Make excuses for the victims if you like, but you show me one other fighter on the planet still active who can boast a win list to compete with that of Jones. Currently no less than three of the worlds best pound for pound fighters have losses to Roy Jones over varying weight classes.
His skill never questioned, he is instead accused of ducking every fighter that has ever asked for a shot at Jones. Every champion from middleweight to heavyweight has asked Jones for a fight, how is he to fight them all? If he fights Hopkins, he’s ducking Calzhage. If he fights Tarver, he’s ducking Byrd. If he fights Tyson he’s ducking Toney. Jones has never been anything but a careful tactician, but accusing him of ducking fighters is as ludicrous as claiming the sun won’t rise tomorrow.

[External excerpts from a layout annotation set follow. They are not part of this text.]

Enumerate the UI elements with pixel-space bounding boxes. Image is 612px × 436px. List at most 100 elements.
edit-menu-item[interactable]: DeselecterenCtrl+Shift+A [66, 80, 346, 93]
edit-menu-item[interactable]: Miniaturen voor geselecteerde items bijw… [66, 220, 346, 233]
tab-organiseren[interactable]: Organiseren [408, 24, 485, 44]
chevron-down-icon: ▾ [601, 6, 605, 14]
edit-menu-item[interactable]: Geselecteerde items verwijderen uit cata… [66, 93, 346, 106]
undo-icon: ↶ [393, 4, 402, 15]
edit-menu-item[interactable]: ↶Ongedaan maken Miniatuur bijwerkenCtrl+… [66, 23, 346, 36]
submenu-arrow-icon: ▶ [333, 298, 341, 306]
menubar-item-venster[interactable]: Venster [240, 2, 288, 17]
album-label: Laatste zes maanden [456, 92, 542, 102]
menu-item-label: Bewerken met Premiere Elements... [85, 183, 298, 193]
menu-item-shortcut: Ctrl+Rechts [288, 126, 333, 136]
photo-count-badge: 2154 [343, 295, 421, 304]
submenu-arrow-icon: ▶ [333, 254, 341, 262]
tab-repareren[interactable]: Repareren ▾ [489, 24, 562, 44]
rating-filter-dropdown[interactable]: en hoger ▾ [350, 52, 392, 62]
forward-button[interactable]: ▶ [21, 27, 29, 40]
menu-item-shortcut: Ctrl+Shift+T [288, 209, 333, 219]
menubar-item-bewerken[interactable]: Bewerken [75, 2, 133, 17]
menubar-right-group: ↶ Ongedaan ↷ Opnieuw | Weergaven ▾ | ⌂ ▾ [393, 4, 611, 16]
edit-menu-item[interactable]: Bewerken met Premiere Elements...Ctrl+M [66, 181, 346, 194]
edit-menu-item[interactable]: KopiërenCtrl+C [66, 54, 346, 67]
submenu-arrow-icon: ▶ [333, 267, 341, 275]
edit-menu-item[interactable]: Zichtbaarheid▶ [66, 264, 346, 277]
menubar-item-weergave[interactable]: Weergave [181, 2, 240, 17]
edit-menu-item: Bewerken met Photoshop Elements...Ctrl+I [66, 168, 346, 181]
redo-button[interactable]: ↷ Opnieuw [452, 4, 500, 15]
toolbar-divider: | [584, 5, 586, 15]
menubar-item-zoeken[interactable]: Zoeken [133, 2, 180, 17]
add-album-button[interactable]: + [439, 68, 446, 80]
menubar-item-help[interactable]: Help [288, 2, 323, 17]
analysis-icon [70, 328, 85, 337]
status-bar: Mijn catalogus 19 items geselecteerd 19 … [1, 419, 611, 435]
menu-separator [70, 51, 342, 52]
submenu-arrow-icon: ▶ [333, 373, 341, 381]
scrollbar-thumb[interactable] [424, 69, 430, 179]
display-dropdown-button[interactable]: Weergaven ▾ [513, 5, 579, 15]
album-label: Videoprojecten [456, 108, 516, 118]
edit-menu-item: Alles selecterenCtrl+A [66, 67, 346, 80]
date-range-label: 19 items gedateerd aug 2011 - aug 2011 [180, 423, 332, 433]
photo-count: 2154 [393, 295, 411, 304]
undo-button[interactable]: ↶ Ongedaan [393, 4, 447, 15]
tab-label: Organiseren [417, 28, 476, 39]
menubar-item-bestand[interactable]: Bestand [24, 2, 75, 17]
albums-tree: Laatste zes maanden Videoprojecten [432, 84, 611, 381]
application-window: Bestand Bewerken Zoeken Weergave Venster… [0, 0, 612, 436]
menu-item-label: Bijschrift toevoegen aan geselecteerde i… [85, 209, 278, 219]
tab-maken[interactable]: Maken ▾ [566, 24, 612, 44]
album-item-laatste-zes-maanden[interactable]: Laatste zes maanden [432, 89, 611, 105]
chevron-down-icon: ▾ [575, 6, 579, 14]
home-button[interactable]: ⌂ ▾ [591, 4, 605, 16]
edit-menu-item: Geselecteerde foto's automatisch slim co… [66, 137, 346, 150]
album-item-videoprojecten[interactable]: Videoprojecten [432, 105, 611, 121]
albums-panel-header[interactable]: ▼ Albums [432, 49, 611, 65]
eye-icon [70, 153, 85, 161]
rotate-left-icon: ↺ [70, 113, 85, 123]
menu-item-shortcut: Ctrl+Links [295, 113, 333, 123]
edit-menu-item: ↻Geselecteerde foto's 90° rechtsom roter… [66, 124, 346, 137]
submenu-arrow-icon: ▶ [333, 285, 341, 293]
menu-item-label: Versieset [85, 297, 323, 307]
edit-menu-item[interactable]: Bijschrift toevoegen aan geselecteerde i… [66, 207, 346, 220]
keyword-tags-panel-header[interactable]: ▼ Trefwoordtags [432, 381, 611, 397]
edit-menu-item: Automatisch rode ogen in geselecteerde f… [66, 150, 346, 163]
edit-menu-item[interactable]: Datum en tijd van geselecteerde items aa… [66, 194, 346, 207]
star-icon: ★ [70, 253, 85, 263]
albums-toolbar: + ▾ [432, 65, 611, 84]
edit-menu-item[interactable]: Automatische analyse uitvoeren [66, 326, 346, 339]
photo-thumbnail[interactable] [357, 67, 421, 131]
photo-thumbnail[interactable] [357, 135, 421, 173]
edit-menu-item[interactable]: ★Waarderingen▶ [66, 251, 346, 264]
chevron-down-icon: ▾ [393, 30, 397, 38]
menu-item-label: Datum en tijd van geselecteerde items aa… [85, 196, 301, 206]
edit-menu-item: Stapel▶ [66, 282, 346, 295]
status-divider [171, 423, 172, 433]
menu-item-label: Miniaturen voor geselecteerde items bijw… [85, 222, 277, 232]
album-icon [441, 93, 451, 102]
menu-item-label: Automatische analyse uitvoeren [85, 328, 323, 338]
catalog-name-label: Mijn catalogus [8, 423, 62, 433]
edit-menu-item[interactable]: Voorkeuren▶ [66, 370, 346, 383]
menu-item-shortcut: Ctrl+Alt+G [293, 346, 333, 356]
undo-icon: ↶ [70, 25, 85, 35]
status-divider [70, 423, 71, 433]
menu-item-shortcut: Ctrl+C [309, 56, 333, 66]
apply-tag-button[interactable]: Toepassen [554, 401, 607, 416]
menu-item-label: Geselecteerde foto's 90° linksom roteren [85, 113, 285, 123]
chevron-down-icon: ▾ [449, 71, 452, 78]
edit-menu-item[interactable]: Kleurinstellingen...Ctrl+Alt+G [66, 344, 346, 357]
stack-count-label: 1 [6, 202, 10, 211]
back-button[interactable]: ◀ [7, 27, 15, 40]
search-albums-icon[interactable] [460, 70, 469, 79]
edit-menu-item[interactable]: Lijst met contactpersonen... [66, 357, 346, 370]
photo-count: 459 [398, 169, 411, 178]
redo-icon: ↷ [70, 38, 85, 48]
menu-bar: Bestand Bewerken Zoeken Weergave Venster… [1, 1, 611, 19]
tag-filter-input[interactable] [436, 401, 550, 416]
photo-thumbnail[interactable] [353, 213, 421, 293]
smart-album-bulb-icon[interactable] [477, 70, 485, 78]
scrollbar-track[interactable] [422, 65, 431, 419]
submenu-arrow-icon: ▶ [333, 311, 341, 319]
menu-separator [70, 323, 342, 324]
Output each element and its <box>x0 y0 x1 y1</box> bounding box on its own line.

For those among you that pleaded for Jones to find a way to challenge himself and then chastised his effort against Tarver, shame on you. I invite you to point out one, just one fighter throughout history who has melted as much sheer muscle mass as Jones did in order to battle a fighter as talented as Antonio Tarver. If you wanted an answer as to whether Jones possessed as much heart and will as he did talent, you got it November 8th. With two rounds to go and the fight up for grabs, Roy Jones did what champions do and dug deep to take the win.
I have of course heard the claims of “he was only given the decision because he was Roy Jones Jr” drivel. In reality, the exact opposite is true. Had he not been expected to dominate as he always does, to be supreme as always, it would have been seen as a fairly straight forward – if close, victory.
Of course, in the ten years following Ray Robinson’s proclamation as the best pound for pound fighter on the planet, he was never challenged, was he? The bar has never been set so high as it has for Roy Jones Jr.
Don’t let yourself miss what could be a part of the boxing history you should so cherish as a fan.